Scalar curvature along Ebin geodesics

TL;DR

This paper proves that in dimensions five and higher, most Ebin geodesics starting from a fixed metric lead to scalar curvature tending to negative infinity as time progresses.

Contribution

It establishes that for generic initial directions, Ebin geodesics exhibit unbounded negative scalar curvature in high dimensions.

Findings

For dimensions ≥ 5, generic geodesics have scalar curvature diverging to -∞.

Open and dense subset of initial directions leads to unbounded negative curvature.

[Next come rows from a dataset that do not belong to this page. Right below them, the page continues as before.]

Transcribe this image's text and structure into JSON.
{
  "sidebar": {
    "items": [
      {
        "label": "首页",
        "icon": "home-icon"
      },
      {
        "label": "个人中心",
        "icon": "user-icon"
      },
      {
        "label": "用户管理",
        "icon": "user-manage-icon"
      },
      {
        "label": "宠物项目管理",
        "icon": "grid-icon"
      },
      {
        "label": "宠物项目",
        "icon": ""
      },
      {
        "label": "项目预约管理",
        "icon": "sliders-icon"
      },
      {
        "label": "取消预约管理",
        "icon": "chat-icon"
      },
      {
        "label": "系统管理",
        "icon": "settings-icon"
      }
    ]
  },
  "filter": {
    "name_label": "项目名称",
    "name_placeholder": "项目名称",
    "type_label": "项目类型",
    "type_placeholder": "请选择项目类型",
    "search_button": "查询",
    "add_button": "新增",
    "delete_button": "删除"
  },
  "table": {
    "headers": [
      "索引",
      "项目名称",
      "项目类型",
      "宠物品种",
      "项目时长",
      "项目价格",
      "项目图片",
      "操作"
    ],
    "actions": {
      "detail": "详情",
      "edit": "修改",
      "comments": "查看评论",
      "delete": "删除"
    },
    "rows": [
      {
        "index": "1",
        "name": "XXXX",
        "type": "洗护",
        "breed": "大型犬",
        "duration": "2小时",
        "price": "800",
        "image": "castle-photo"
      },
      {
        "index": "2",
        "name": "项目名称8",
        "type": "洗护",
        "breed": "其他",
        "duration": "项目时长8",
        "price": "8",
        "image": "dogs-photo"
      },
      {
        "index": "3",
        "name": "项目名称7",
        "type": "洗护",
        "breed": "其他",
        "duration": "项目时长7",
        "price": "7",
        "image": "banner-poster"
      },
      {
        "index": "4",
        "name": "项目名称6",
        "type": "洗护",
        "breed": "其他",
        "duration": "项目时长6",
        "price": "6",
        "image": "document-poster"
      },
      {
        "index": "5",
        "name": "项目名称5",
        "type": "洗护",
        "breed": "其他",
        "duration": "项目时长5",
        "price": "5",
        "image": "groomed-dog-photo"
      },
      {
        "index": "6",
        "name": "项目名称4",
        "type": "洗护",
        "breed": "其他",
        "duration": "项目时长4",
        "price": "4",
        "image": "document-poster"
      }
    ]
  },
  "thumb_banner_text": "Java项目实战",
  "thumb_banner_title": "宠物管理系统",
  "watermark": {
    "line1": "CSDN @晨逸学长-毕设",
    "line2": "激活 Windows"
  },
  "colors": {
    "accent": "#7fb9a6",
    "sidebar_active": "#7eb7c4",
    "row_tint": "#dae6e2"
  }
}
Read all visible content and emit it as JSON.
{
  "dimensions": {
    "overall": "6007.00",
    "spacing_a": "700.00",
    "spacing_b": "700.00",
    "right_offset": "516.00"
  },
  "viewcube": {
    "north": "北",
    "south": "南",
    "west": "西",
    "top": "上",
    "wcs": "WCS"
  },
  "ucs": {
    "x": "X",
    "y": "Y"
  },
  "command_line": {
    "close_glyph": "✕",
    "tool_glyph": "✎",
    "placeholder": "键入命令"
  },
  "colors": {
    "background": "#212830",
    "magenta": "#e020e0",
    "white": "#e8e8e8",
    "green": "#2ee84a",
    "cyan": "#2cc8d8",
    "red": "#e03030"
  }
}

Results hold in the smooth topology for the space of metrics with fixed volume density.

Abstract

Let $M$ be a smooth, compact manifold and let $\mathcal{N}_{\mu}$ denote the set of Riemannian metrics on $M$ with smooth volume density $\mu$. For a given $g_0\in \mathcal{N}_{\mu}$, we show that if $\dim(M)\ge 5$, then there exists an open and dense subset $\mathcal{Y}_{g_0} \subset T_{g_0} \mathcal{N}_{\mu}$ (in the $C^{\infty}$ topology) so that for each $h\in \mathcal{Y}_{g_0}$, the $(\mathcal{N}_{\mu},L^2)$ Ebin geodesic $\gamma_h(t)$ with $\gamma_h(0)=g_0$ and $\gamma_h'(0)=h$ satisfies $\lim_{t \to \infty}$ $R(\gamma_h(t))=-\infty$, uniformly.